Bukan konyol sebenarnya, hanya saja saat itu Dika yang sebelumnya kehilangan arah dalam melakukan pendidikan formal di sekolah tiba-tiba saja menerima tawaran dari Dokter Faisal agar dirinya bersekolah. Dirinya yang sebelumnya hanya bekerja sebagai penjual gorengan akhirnya mau menerima tawaran sekolah di sekolah menengah atas. Entah kenapa saat itu pikirannya hanya tertuju kepada Alisha yang baru saja dikenalnya, seorang siswi SMA yang selalu berusaha mendekati dirinya saat jualan kaki lima di alun-alun kota.
“Emm, mama sih, enggak apa-apa, bahkan kelihatan santai, beda sama ayah yang seperti ketakutan karena aku tidak kunjung menikah. Bahkan pernah saat itu ayah ngajak Om Agung mau nekat datangi kamu buat nagih janji kamu.” Alisha berkata diiringi dengan kekehan ringan mengingat saat mengingat kekhawatiran ayahnya yang berlebihan.
“Serius?” tanya Dika tak percaya, Alisha mengangguk meyakinkan membuat Dika perlahan menghembuskan nafas lega karena akhirnya ia sudah menepati janjinya kepada orang tua Alisha.
“Dik, ayah kamu bilang besok bakal kesini, ayah sudah bilang sama kamu?” Alisha balik bertanya seraya memainkan kancing kemeja paling atas milik Dika yang sudah terbuka.

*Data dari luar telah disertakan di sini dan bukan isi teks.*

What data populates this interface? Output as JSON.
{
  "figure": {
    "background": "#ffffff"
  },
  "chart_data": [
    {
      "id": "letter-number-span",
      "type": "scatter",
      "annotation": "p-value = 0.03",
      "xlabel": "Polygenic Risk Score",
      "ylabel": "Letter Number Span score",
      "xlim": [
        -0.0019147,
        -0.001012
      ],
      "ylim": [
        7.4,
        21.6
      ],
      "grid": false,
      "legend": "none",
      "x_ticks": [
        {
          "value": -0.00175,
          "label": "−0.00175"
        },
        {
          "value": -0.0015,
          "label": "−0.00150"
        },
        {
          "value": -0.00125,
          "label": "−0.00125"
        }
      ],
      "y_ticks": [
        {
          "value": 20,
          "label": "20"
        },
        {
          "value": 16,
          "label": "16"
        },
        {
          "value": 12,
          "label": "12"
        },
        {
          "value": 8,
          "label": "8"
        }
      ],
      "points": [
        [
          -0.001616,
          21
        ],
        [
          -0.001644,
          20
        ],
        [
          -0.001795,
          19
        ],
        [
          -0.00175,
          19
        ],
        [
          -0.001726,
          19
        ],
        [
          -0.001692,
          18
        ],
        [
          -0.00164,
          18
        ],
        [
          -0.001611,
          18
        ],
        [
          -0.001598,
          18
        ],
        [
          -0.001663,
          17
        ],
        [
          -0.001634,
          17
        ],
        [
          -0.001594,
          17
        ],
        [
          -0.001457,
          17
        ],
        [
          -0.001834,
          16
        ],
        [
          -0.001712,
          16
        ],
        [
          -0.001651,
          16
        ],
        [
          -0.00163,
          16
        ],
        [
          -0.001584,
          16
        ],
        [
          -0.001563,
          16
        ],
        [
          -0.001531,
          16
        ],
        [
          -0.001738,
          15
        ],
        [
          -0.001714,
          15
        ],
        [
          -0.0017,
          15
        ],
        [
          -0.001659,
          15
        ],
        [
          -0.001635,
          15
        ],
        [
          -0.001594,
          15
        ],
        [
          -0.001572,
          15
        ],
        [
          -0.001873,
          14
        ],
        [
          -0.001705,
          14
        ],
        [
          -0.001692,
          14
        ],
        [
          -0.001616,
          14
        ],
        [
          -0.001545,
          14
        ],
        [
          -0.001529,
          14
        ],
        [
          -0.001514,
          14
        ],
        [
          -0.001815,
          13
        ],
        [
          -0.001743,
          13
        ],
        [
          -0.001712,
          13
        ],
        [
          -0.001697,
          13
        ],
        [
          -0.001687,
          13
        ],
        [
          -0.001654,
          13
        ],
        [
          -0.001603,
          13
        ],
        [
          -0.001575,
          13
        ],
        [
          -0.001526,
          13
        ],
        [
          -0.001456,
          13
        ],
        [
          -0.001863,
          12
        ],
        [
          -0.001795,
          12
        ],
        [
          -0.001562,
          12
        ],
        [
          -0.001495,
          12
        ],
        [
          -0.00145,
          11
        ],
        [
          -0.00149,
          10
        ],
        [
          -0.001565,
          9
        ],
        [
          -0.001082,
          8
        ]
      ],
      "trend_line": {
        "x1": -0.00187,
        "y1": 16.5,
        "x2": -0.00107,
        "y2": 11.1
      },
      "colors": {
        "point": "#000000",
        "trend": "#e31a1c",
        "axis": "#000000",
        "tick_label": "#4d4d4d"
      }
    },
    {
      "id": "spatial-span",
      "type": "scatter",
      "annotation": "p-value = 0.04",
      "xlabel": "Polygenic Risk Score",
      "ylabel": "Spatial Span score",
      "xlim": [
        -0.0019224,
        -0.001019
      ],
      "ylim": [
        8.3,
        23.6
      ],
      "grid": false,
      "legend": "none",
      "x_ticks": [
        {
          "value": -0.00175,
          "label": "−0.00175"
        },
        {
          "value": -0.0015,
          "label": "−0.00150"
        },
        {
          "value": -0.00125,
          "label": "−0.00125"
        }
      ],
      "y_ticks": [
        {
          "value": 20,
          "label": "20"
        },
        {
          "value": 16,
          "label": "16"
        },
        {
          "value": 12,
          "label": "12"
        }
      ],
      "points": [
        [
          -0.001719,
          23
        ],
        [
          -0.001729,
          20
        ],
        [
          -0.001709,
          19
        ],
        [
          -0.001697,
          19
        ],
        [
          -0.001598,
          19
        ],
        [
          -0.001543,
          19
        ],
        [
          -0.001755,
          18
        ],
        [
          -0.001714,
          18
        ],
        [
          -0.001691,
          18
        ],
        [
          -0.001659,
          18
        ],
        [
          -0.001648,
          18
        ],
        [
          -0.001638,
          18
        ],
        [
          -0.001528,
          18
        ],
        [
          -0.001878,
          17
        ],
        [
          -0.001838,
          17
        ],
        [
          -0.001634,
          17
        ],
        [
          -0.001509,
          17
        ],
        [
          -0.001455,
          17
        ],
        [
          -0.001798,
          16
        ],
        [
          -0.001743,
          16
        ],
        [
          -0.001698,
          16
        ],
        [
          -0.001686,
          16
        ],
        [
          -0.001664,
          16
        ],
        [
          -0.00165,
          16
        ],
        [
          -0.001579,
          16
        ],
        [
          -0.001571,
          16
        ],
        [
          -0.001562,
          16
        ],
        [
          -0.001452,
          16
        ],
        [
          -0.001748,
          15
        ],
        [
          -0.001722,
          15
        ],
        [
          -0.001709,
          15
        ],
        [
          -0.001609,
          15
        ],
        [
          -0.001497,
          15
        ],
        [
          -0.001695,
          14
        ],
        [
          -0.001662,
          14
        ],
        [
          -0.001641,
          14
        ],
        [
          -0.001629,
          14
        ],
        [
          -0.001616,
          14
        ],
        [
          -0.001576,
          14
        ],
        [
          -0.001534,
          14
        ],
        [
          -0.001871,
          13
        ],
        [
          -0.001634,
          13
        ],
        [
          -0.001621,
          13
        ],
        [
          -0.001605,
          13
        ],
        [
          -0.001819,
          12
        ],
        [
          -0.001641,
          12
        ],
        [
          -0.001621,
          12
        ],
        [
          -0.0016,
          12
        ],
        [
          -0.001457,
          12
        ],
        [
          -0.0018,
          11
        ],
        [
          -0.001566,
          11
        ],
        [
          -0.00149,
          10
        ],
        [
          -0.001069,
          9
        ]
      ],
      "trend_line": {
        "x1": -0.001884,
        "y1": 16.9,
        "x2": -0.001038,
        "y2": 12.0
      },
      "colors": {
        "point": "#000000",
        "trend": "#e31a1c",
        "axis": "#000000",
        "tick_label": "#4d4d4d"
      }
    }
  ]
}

“Ya, beliau tadi SMS, besok pagi aku sempatkan untuk jemput ayah.”
“Kamu besok bakal kerja? Kirain mau libur.” Keluh Alisha kecewa, ia kira akhir pekan besok akan Dika luangkan dengan penuh di rumah mengingat ayahnya akan berkunjung.
“Aku ada jadwal praktek sampai siang. Setelah selesai aku langsung pulang ke rumah. Lagi pula, baru saja aku ambil cuti panjang, masa aku cuti lagi. Aku enggak mau merepotkan Dokter Faisal.”
“Besok siang kayaknya bakal masak besar deh, aku ajak Kina sama Alex, ya? Sekalian sama mama dan ayah, soalnya ayah sekarang lagi di perjalanan, mau pulang. Kira-kira besok jam Sembilan baru sampai.”
“Asal kamu jangan kelelahan, ya?” pinta Dika seraya merapikan bantal sebelum meminta Alisha berbaring di ranjang.
“Iya, papa. Kamu pokoknya jangan pulang telat, biar besok bisa ikut makan bersama, ya?” ucap Alisha dengan nada manjanya. Kemudain Alisha merebahkan dirinya dengan Dika yang masih duduk seraya memperhatikan dengan sebuah senyuman dan anggukkan.
Lalu perhatian Alisha terpaku pada kue tart yang masih utuh di atas meja. Dengan menyangga kepala dengan tangan yang menyiku Alisha menghadap seraya bertanya kepada Dika, “Eh, kuenya enggak mau dimakan dulu?”
“Kalau besok bagaimana? Aku sudah ngantuk, enggak mungkin makan kue habis itu langsung tidur.”
Alisha mengangguk menurut, dirinya sangat senang dengan sikap Dika yang selalu menghargainya dengan selalu bertanya kepadanya terlebih dahulu jika menenukan sesuatu, bahkan jika itu hanya sekedar memakan makanan seperti ini.
Alisha kemudian bangun kembali untuk menyimpan kue tart itu ke dalam lemari pendingin, namun segera dicegah oleh Dika agar dirinya sendiri yang menyimpannya sembari mengambil air putih di dapur karena ia merasa haus.
Alisha menatap punggung Dika yang hendak keluar dari kamar dengan senyum bahagia dan mata sayunya, ia sudah mengantuk karena sebenarnya sejak tadi ia menahan keinginannya untuk tidur karena ingin memberi kejutan di malam ulang tahun suaminya tercinta.